Achieving this level of medical documentation accuracy is a challenge. To make it easier to meet this goal, many health plans offer incentives for their members to connect with their physicians and follow up on their health status through wellness visits or annual physical exams.
Risk adjustment coding is an important part of Medicare Advantage, and Medicaid plans to forecast expected costs for healthcare accurately. By identifying high-risk patients, providers can ensure they provide the right care and maximize revenue for their organizations.
The key to success with coding is accurate and thorough documentation that conforms to best practice guidelines for the HCC program. This ensures the health plan’s medical burden is represented in members’ encounters and reflects their true clinical needs and outcomes.
In addition to coding the actual diagnosis, physicians and eligible non-physician providers must document treatments for these conditions. This includes monitoring signs and symptoms, assessing or addressing test results and meds, counseling and patient education, and reviewing records.
As a result, a physician’s documentation is more detailed and specific than previously required with the adoption of ICD-10-CM codes. For example, coding for cytomegaloviral disease requires more detail and specificity than previous iterations of codes.
Likewise, the coding for chronic kidney disease (CKD) is more detailed than previous iterations of codes. For example, a physician’s documentation might state that CKD is present in stages 1-2 or 2-3, if the coder does not have a query from the provider, they may choose the lower stage.
This makes it vital for providers and payers to understand the importance of ensuring the correct coding and documentation to predict the future cost of care accurately.
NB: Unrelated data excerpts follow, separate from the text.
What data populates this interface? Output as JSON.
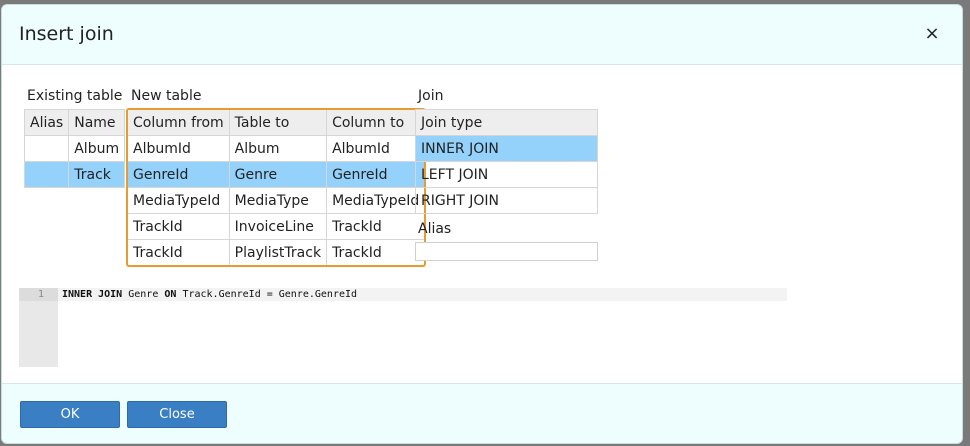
{
  "dialog": {
    "title": "Insert join",
    "close_label": "×"
  },
  "existing_table": {
    "label": "Existing table",
    "headers": [
      "Alias",
      "Name"
    ],
    "rows": [
      {
        "alias": "",
        "name": "Album",
        "selected": false
      },
      {
        "alias": "",
        "name": "Track",
        "selected": true
      }
    ]
  },
  "new_table": {
    "label": "New table",
    "headers": [
      "Column from",
      "Table to",
      "Column to"
    ],
    "rows": [
      {
        "from": "AlbumId",
        "table": "Album",
        "to": "AlbumId",
        "selected": false
      },
      {
        "from": "GenreId",
        "table": "Genre",
        "to": "GenreId",
        "selected": true
      },
      {
        "from": "MediaTypeId",
        "table": "MediaType",
        "to": "MediaTypeId",
        "selected": false
      },
      {
        "from": "TrackId",
        "table": "InvoiceLine",
        "to": "TrackId",
        "selected": false
      },
      {
        "from": "TrackId",
        "table": "PlaylistTrack",
        "to": "TrackId",
        "selected": false
      }
    ]
  },
  "join": {
    "label": "Join",
    "header": "Join type",
    "types": [
      {
        "label": "INNER JOIN",
        "selected": true
      },
      {
        "label": "LEFT JOIN",
        "selected": false
      },
      {
        "label": "RIGHT JOIN",
        "selected": false
      }
    ],
    "alias_label": "Alias",
    "alias_value": ""
  },
  "editor": {
    "line_number": "1",
    "kw1": "INNER JOIN",
    "t1": " Genre ",
    "kw2": "ON",
    "t2": " Track.GenreId = Genre.GenreId"
  },
  "footer": {
    "ok_label": "OK",
    "close_label": "Close"
  },
  "colors": {
    "header_bg": "#eefdfd",
    "selection": "#95d2fb",
    "focus_border": "#e79c31",
    "button": "#3a7fc3"
  }
}
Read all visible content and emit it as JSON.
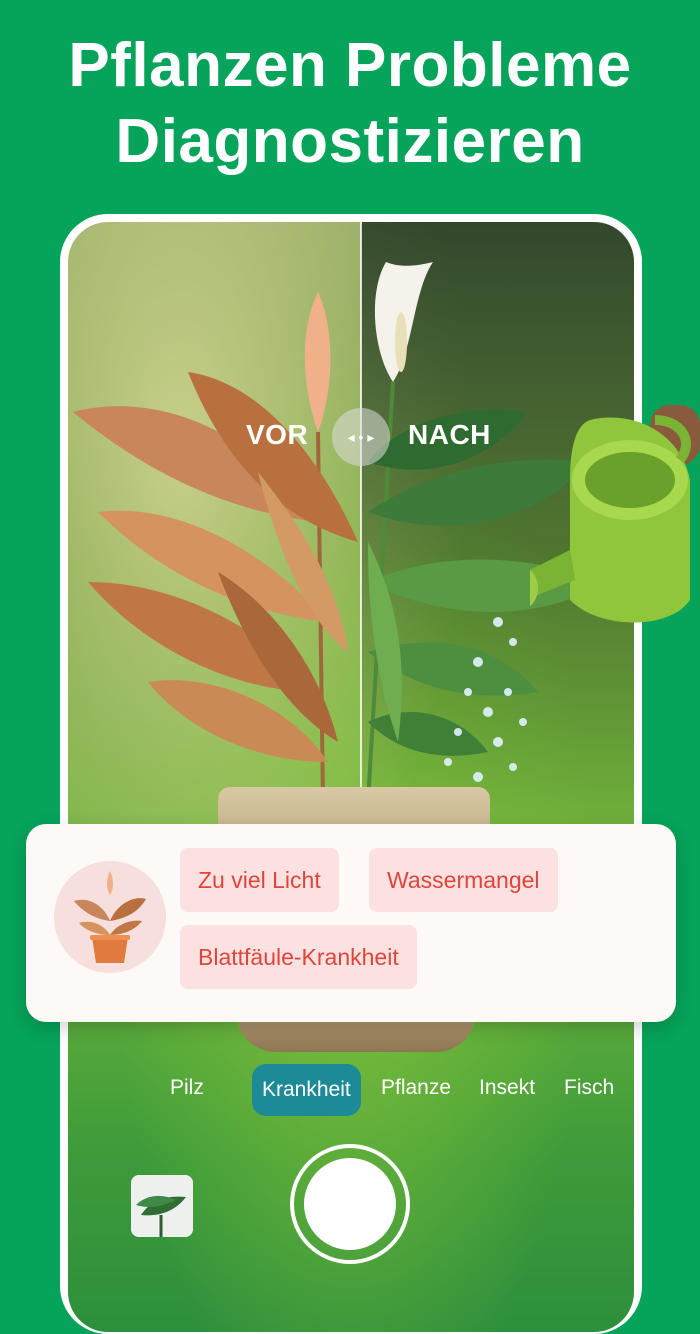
{
  "headline": {
    "line1": "Pflanzen Probleme",
    "line2": "Diagnostizieren"
  },
  "compare": {
    "before_label": "VOR",
    "after_label": "NACH",
    "handle_icon": "split-arrows-icon"
  },
  "diagnosis_card": {
    "chips": [
      "Zu viel Licht",
      "Wassermangel",
      "Blattfäule-Krankheit"
    ],
    "chip_text_color": "#e0443c",
    "chip_bg_color": "#fbe1df"
  },
  "camera": {
    "tabs": [
      {
        "label": "Pilz",
        "active": false
      },
      {
        "label": "Krankheit",
        "active": true
      },
      {
        "label": "Pflanze",
        "active": false
      },
      {
        "label": "Insekt",
        "active": false
      },
      {
        "label": "Fisch",
        "active": false
      }
    ],
    "active_tab_color": "#1d8a97"
  },
  "colors": {
    "background": "#06a35a",
    "card": "#fcf9f6"
  }
}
This is especially important as payers shift more risk to the accountable care organization, provider group, or provider themselves, requiring that they chart and document more thoroughly and completely while complying with best coding practices.
To properly assign the risk adjustment factor (RAF) score for each Medicare Advantage member, physicians, and eligible non-physician healthcare professionals must thoroughly report on each patient’s diagnoses. This means they must be based on clinical medical record documentation from a face-to-face encounter.